The surfactant is a nonionic surfactant, Tween 2
0 was used. Secondary alcohol oxidase and β-diketone hydrolase were used as PVA-degrading enzymes. The ultrasonic treatment was performed using a UT-205 model manufactured by Sharp Corporation, and the treatment container was directly charged into the ultrasonic cleaning tank, and the treatment was performed throughout the treatment time.

(Results) The polarizing plate treated with the aqueous liquid of the present invention easily peeled off the cellulose ester film. Also, there was little or no yellow coloring. In particular, in an aqueous liquid treatment using a compound having at least one hydroxyl group and having compatibility with water having 1 to 6 carbon atoms, yellow cellulose was not at all colored, and a clear cellulose ester could be recovered. In the case of using a reducing agent and a PVA-decomposing enzyme, a cellulose ester film without coloring could be recovered. Films were similarly peeled and collected from a commercially available polarizing plate, a polarizing plate made from a cellulose acetate propionate film, and a polarizing plate made from a Konica cellulose triacetate film. Having at least one hydroxyl group and having 1 carbon atom
6 could not be peeled off using only a treatment liquid having a compound compatible with water.

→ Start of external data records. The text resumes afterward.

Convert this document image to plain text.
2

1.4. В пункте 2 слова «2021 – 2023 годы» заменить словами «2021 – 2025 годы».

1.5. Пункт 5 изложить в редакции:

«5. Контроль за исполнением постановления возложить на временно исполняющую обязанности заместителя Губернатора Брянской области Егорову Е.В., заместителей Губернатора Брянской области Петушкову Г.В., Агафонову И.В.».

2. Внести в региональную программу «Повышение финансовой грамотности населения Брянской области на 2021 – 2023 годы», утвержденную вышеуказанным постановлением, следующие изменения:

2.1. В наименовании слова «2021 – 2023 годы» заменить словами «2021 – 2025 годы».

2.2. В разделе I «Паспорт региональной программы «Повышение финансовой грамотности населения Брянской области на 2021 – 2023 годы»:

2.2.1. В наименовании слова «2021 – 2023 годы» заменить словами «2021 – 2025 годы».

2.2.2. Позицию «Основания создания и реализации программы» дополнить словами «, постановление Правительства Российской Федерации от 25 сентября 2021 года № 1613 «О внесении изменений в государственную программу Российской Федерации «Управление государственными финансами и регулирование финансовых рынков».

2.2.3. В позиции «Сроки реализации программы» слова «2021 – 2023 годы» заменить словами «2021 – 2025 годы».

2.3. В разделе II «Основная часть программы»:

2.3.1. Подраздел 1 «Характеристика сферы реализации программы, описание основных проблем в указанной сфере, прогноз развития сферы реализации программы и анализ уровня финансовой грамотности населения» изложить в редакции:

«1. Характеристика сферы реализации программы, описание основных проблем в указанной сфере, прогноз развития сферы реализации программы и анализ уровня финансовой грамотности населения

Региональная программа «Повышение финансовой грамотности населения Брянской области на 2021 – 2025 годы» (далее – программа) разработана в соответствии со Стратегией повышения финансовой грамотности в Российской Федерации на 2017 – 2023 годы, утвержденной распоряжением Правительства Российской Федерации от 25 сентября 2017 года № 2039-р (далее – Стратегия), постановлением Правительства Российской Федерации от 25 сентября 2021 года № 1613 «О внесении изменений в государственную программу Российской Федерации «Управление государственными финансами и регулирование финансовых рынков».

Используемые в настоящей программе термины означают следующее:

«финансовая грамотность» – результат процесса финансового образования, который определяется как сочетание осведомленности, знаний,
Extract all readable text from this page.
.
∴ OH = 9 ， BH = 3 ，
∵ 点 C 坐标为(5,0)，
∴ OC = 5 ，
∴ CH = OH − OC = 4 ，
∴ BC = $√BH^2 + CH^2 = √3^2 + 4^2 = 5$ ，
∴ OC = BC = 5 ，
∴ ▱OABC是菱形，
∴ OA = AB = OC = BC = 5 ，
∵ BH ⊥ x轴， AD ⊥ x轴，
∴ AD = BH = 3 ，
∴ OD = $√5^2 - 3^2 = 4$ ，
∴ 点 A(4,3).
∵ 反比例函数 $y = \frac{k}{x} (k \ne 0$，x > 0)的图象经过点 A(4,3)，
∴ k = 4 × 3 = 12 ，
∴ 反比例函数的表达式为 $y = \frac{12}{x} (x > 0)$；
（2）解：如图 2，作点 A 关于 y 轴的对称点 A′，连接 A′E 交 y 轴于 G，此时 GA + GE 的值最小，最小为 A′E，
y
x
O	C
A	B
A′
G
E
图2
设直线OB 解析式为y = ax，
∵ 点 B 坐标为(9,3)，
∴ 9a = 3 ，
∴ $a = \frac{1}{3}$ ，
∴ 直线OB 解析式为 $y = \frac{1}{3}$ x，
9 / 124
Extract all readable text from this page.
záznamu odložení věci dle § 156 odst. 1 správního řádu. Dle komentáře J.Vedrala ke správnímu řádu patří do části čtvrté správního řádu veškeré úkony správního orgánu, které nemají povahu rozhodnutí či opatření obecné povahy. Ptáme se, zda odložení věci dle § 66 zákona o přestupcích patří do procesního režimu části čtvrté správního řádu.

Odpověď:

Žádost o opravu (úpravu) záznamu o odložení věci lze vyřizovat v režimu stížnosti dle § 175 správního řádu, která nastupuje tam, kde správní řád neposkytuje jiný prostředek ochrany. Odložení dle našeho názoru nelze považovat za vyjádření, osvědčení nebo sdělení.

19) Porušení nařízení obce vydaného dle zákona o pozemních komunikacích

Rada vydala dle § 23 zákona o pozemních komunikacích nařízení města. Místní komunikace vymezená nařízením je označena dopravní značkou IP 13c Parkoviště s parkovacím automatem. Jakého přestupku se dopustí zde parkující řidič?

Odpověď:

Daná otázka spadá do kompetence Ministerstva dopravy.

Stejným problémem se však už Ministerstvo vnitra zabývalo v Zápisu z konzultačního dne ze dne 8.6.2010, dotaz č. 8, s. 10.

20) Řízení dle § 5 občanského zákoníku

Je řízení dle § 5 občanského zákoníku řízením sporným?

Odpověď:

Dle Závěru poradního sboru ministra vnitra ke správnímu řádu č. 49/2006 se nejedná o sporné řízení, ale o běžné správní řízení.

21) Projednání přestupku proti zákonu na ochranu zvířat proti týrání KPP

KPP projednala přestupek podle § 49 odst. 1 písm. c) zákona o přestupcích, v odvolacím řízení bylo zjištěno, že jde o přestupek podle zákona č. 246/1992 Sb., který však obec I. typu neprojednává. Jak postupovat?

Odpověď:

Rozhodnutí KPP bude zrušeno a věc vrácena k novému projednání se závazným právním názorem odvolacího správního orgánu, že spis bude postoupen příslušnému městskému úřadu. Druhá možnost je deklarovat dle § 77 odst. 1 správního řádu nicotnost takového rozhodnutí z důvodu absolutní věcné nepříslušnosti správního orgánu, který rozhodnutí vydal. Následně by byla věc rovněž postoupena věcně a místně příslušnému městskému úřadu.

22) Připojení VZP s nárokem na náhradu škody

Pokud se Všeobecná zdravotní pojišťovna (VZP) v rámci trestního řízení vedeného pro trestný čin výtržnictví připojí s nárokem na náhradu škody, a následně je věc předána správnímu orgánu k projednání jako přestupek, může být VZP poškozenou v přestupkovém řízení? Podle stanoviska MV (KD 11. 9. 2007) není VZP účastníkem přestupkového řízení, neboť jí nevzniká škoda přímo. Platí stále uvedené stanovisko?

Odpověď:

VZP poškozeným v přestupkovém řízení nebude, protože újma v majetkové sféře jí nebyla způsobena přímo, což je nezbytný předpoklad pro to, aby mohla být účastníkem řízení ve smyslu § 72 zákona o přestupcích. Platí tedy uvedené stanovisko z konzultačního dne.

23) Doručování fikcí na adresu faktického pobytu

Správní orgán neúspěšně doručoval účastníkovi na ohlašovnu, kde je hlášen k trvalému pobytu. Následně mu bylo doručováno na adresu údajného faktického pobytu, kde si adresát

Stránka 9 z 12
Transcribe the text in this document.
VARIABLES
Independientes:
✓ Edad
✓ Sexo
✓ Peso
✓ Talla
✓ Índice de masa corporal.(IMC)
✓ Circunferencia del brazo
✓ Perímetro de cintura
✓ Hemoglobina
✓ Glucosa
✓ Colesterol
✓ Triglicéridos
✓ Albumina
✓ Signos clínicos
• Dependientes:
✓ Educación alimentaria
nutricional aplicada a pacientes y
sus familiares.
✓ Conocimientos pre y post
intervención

Example 2 A cellulose ester chip recovered and purified in Example 1 was dissolved in a mixed solvent of methylene chloride (95 parts by mass) and methanol (5 parts by mass) to a concentration of 20% by mass to form a dope. After filtration, a film was formed using a solution casting film forming apparatus. That is, it is cast from a coat hanger die onto an endless stainless steel belt having a mirror surface, the solvent is evaporated at 40 ° C. on the belt, and the dope film is peeled off from the belt before the belt makes one round, and a tenter type drying is performed. Drying at 60 ° C. while maintaining the width with a machine, and further drying at 100 to 120 ° C. with a dryer having a number of rolls, cooling, producing a wound cellulose ester film, and collecting and forming a cellulose ester film The mechanical properties (rupture strength, elongation at break, elastic modulus) and transparency of the film before the production of the polarizing plate were measured, and the degree of deterioration was indicated by the ratio of the measured values (after recovery / before producing the polarizing plate). Table 2 shows the results.

[0042]

[Table 2]

(Results) The mechanical properties and the transparency ratio of these cellulose ester films were almost the same before and after the production of the polarizing plate, and could be used again for the polarizing plate.

[0044]

According to the present invention, by recovering a cellulose ester whose quality is not changed from the original one at all from the polarizing plate, it is possible to conserve resources and to protect the environment without waste or incineration.

Claims (8)

[Claims] 1. A method for recovering a cellulose ester, comprising treating a polarizing plate in an aqueous solution. 2. The method according to claim 1, wherein the aqueous liquid is water. 3. The liquid according to claim 1, wherein the aqueous liquid is a mixed liquid of a compound having at least one hydroxyl group and having compatibility with water having 1 to 6 carbon atoms and water. Method for recovering cellulose ester. 4. The method for recovering a cellulose ester according to claim 1, wherein the aqueous liquid contains a reducing agent. 5. The method for recovering a cellulose ester according to claim 1, wherein the aqueous liquid contains a polyvinyl alcohol-decomposing enzyme. 6. The method for recovering a cellulose ester according to claim 1, wherein the polarizing plate is processed by being crushed or cut into an amorphous or square shape. 7. A regenerated cellulose ester recovered by the method according to any one of claims 1 to 6. 8. A regenerated cellulose ester film obtained by forming a film using the regenerated cellulose ester according to claim 7.